Vous pouvez entendre Caroline Conner parler du Beaujolais Nouveau dans le nouvel épisode du podcast Talking France. ou écoutez ci-dessous.

Conner a expliqué que les histoires de vin Beaujolais Nouveau provoquant la gueule de bois n’ont rien à voir avec la façon dont le vin est fait, ou même avec la rapidité avec laquelle il est produit – en utilisant des raisins qui ont été récoltés quelques mois seulement avant d’être mis en bouteille.

«Ce n’est pas une question de technique, c’est parce que la majeure partie est produite en série. Tout vin produit en masse va probablement vous donner la gueule de bois », a expliqué le sommelier.

Bien sûr, la gueule de bois dépend aussi de la quantité que vous buvez – de n’importe quel vin.

Selon Rod Phillips, le stéréotype selon lequel le vin du Beaujolais est de mauvaise qualité remonte à des centaines d’années.

“La région a connu un revers au Moyen Âge et a mis beaucoup de temps à se rétablir”, a expliqué Phillips.

En 1395, le duc de Bourgogne a publié un édit – les raisins de la vigne de Gamay étaient « nuisibles à la créature humaine » et le vin qui en provenait avait une « terrible amertume ». On pense même qu’il a dit que la vigne elle-même était une “plante mauvaise et déloyale”.

Selon Phillips, ce décret était dans l’intérêt du duc : « Il protégeait le pinot noir, qui était utilisé pour les vins de Bourgogne déjà célèbres.

De plus en plus de producteurs cultivaient le Gamay car il avait un rendement plus élevé, donc fabriquaient du vin plus et moins cher. Ils ont demandé au duc d’interdire le Gamay et il a accepté dans des termes qui ont produit une croyance durable que le Gamay était un vin inférieur.

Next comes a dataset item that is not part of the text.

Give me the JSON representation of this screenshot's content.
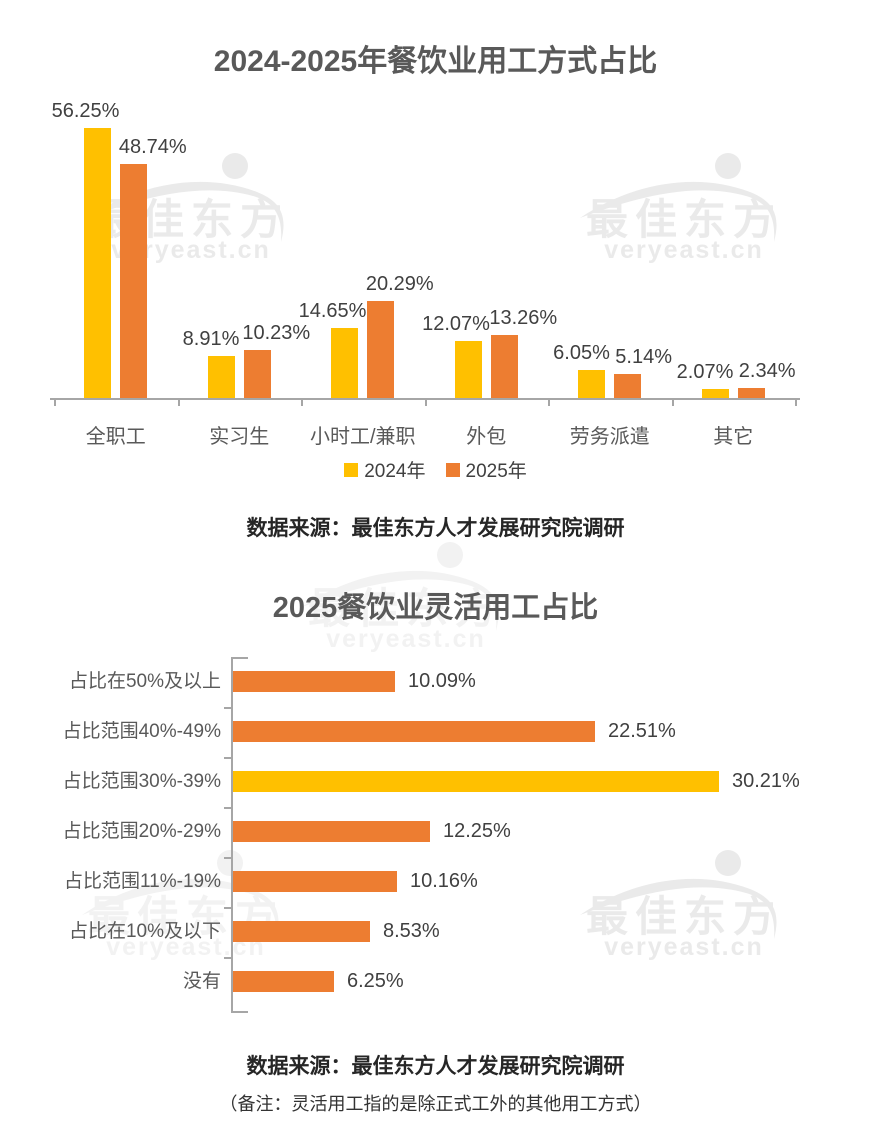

Cela a eu un impact sur le vin du Beaujolais car il est produit à partir de la même «plante déloyale» – le cépage Gamay. Ce n’est qu’après la seconde guerre mondiale que le vin rouge du Beaujolais a gagné en popularité en dehors de l’est de la France.

Dans les années 1970 et 1980, le vin a connu un regain de popularité, avec le début du phénomène Beaujolais Nouveau, et la production de masse du vin pour être envoyé à bas prix à travers le monde.

Conner a décrit le Beaujolais Nouveau comme une « grande fête » à cette époque, avec des célébrations de Londres au Japon. S’il a perdu de sa popularité ces dernières années, le troisième jeudi de novembre reste une date importante du calendrier français.

Et les autres vins du Beaujolais ?

Les deux experts en vin ont également souligné le fait que le Beaujolais Nouveau n’est pas le seul vin à sortir de la région.

“Il existe de nombreux niveaux de qualité différents”, a déclaré Conner, ajoutant que le Nouveau ne représente qu’environ 20% de la production. “Le reste du vin du Beaujolais est assez différent.”

Phillips a fait écho à ces sentiments, notant une amélioration de la qualité des autres “Crus du Beaujolais”.

« Plus récemment, les gens ont découvert les 10 crus du Beaujolais (Morgon, Chénas, Brouilly, etc.) qui sont une véritable montée en qualité », a-t-il déclaré. “Il y a un sens dans lequel le Beaujolais Nouveau était un frein aux vins de haute qualité de la région parce qu’il était associé à des vins bon marché et faciles à boire.”

Et quant au Beaujolais Nouveau lui-même, « tout n’est pas bon marché et produit en masse », selon Conner.

Si vous voulez vraiment déguster un bon Beaujolais Nouveau, le sommelier vous conseille d’aller « dans un bon caviste ou un bon restaurant » et de boire du vin qui a été fait par un « petit producteur ».

Combien faut-il dépenser pour avoir une très bonne bouteille ? Conner suggère 20 euros en pensant que vous en aurez beaucoup plus pour votre argent si vous dépensez ce montant pour un Beaujolais plutôt qu’un Bourgogne – sur lequel vous payez une prime en raison de son nom célèbre

“Vous trouverez un excellent rapport qualité-prix”, a-t-elle promis.